An Essay on Typography by Eric Gill takes the reader back to the year 1930. The year when a conflict between two worlds came to its term. The machines of the industrial world finally took over the handicrafts.
The typography of this industrial age was no longer handcrafted. Mass production and profit became more important. Quantity mattered more than the quality. The books and printed works in general lost a part of its humanity. The typefaces were not produced by craftsmen anymore. It was the machines printing and tying the books together now. The craftsmen had to let go of their craft and became a cog in the process. An extension of the industrial machine.
But the victory of the industrialism didn’t mean that the craftsmen were completely extinct. The two worlds continued to coexist independently. Each recognising the good in the other — the power of industrialism and the humanity of craftsmanship. This was the second transition that would strip typography of a part of its humanity. We have to go 500 years back in time to meet the first one.

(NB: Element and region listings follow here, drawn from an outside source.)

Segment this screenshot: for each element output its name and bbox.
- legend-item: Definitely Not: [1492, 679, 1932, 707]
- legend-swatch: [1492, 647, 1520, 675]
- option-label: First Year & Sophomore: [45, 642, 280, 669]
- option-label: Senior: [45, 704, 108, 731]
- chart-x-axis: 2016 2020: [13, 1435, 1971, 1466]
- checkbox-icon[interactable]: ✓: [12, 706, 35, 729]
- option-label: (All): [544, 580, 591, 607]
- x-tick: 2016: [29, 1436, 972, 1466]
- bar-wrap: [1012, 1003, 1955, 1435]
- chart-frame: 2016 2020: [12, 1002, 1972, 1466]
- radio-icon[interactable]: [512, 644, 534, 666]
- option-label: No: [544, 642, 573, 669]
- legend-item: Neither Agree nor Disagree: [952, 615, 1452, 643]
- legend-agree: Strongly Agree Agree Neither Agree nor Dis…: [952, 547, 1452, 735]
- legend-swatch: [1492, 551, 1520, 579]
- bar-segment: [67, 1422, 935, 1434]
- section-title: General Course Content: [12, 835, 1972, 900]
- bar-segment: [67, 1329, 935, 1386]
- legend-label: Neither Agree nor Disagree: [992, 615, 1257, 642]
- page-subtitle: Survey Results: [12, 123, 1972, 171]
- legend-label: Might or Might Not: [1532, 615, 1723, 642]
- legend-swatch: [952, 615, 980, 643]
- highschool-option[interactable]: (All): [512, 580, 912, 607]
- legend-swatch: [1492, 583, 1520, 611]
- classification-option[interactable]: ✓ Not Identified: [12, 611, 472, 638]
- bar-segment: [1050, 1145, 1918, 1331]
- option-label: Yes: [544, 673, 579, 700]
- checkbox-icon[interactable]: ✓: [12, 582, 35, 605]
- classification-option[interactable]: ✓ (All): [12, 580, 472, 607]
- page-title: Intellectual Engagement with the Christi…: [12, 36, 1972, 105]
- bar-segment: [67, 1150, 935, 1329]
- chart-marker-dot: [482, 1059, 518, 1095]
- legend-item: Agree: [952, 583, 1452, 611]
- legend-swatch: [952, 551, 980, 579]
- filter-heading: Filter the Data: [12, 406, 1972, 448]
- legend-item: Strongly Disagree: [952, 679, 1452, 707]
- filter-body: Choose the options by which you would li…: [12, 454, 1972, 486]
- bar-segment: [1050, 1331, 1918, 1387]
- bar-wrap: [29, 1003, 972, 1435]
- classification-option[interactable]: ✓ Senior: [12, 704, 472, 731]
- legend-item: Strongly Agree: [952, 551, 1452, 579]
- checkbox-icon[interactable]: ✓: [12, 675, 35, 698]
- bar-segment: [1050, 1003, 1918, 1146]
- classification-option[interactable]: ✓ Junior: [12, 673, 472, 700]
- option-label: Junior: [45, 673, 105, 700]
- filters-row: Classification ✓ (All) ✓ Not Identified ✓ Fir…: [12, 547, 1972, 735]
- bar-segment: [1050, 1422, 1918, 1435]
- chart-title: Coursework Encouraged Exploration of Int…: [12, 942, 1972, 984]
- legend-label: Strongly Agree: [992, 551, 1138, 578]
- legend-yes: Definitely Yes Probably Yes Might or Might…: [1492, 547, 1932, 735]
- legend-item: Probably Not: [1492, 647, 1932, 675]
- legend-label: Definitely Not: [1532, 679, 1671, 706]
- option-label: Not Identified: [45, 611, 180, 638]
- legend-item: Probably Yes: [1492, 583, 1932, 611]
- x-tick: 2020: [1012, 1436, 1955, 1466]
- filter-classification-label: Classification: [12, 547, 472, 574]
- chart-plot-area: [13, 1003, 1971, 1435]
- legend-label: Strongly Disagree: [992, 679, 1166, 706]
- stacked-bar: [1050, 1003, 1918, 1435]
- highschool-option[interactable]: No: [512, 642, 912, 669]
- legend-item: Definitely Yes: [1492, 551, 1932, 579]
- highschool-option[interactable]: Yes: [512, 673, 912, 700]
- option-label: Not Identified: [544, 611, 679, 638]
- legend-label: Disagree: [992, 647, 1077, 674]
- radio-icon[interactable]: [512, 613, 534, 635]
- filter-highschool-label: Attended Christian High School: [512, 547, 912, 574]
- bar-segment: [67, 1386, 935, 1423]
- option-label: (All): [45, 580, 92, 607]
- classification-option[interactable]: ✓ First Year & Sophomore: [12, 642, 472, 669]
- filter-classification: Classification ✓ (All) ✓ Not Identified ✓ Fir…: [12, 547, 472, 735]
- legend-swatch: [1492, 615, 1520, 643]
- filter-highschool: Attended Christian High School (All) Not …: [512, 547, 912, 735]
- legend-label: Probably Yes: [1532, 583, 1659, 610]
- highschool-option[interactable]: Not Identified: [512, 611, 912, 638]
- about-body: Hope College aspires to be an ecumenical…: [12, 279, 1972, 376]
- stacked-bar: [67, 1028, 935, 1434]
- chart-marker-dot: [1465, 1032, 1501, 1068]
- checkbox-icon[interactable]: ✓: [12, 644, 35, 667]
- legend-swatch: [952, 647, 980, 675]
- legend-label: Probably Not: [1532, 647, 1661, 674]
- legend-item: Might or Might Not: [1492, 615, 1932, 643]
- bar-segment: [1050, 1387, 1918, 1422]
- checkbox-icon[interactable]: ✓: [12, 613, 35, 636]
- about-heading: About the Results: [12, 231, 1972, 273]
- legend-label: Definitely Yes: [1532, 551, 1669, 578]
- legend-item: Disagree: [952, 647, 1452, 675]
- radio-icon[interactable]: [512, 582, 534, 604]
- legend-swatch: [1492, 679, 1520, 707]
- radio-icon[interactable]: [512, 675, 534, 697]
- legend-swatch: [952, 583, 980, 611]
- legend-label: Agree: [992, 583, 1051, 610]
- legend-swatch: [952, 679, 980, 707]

A similar conflict emerged after the invention of the first printing press in Europe. Johannes Gutenberg invented movable type and used it to produce different compositions. His workshop could print up to 240 impressions per hour. Until then, the books were being copied by hand. All the books were handwritten and decorated with hand drawn ornaments and figures. A process of copying a book was long but each book, even a copy, was a work of art.
The first printed books were, at first, perceived as inferior to the handwritten ones. They were smaller and cheaper to produce. Movable type provided the printers with flexibility that allowed them to print books in languages other than Latin. Gill describes the transition to industrialism as something that people needed and wanted. Something similar happened after the first printed books emerged. People wanted books in a language they understood and they wanted books they could take with them. They were hungry for knowledge and printed books satisfied this hunger.
The 42–Line Bible, printed by Gutenberg.
But, through this transition, the book lost a large part of its humanity. The machine took over most of the process but craftsmanship was still a part of it. The typefaces were cut manually by the first punch cutters. The paper was made by hand. The illustrations and ornaments were still being hand drawn. These were the remains of the craftsmanship that went almost extinct in the times of Eric Gill.
The first transition took away a large part of humanity from written communication. Industrialisation, the second transition described by Eric Gill, took away most of what was left. But it’s the third transition that stripped it naked. Typefaces are faceless these days. They’re just fonts on our computers. Hardly anyone knows their stories. Hardly anyone cares. Flicking through thousands of typefaces and finding the “right one” is a matter of minutes.
In the new computer age the proliferation of typefaces and type manipulations represents a new level of visual pollution threatening our culture. Out of thousands of typefaces, all we need are a few basic ones, and trash the rest.
— Massimo Vignelli
Typography is not about typefaces. It’s not about what looks best, it’s about what feels right. What communicates the message best. Typography, in its essence, is about the message. “Typographical design should perform optically what the speaker creates through voice and gesture of his thoughts.”, as El Lissitzky, a famous Russian typographer, put it.
Each transition took away a part of humanity from written language. Handwritten books being the most humane form and the digital typefaces being the least. Overuse of Helvetica is a good example. Messages are being told in a typeface just because it’s a safe option. It’s always there. Everyone knows it but yet, nobody knows it. Stop someone on the street and ask him what Helvetica is? Ask a designer the same question. Ask him where it came from, when, why and who designed it. Most of them will fail to answer these questions. Most of them used it in their precious projects but they still don’t spot it in the street.
Typefaces don’t look handmade these days. And that’s all right. They don’t have to. Industrialism took that away from them and we’re fine with it. We’ve traded that part of humanity for a process that produces more books that are easier to read. That can’t be bad. And it isn’t.
Humane typography will often be comparatively rough and even uncouth; but while a certain uncouthness does not seriously matter in humane works, uncouthness has no excuse whatever in the productions of the machine.
— Eric Gill
We’ve come close to “perfection” in the last five centuries. The letters are crisp and without rough edges. We print our compositions with high–precision printers on a high quality, machine made paper.
Type through 5 centuries.
We lost a part of ourselves because of this chase after perfection. We forgot about the craftsmanship along the way. And the worst part is that we don’t care. The transition to the digital age made that clear. We choose typefaces like clueless zombies. There’s no meaning in our work. Type sizes, leading, margins… It’s all just a few clicks or lines of code. The message isn’t important anymore. There’s no more “why” behind the “what”.
Human beings aren’t perfect. Perfection is something that will always elude us. There will always be a small part of humanity in everything we do. No matter how small that part, we should make sure that it transcends the limits of the medium. We have to think about the message first. What typeface should we use and why? Does the typeface match the message and what we want to communicate with it? What will be the leading and why? Will there be more typefaces in our design? On what ground will they be combined? What makes our design unique and why? This is the part of humanity that is left in typography. It might be the last part. Are we really going to give it up?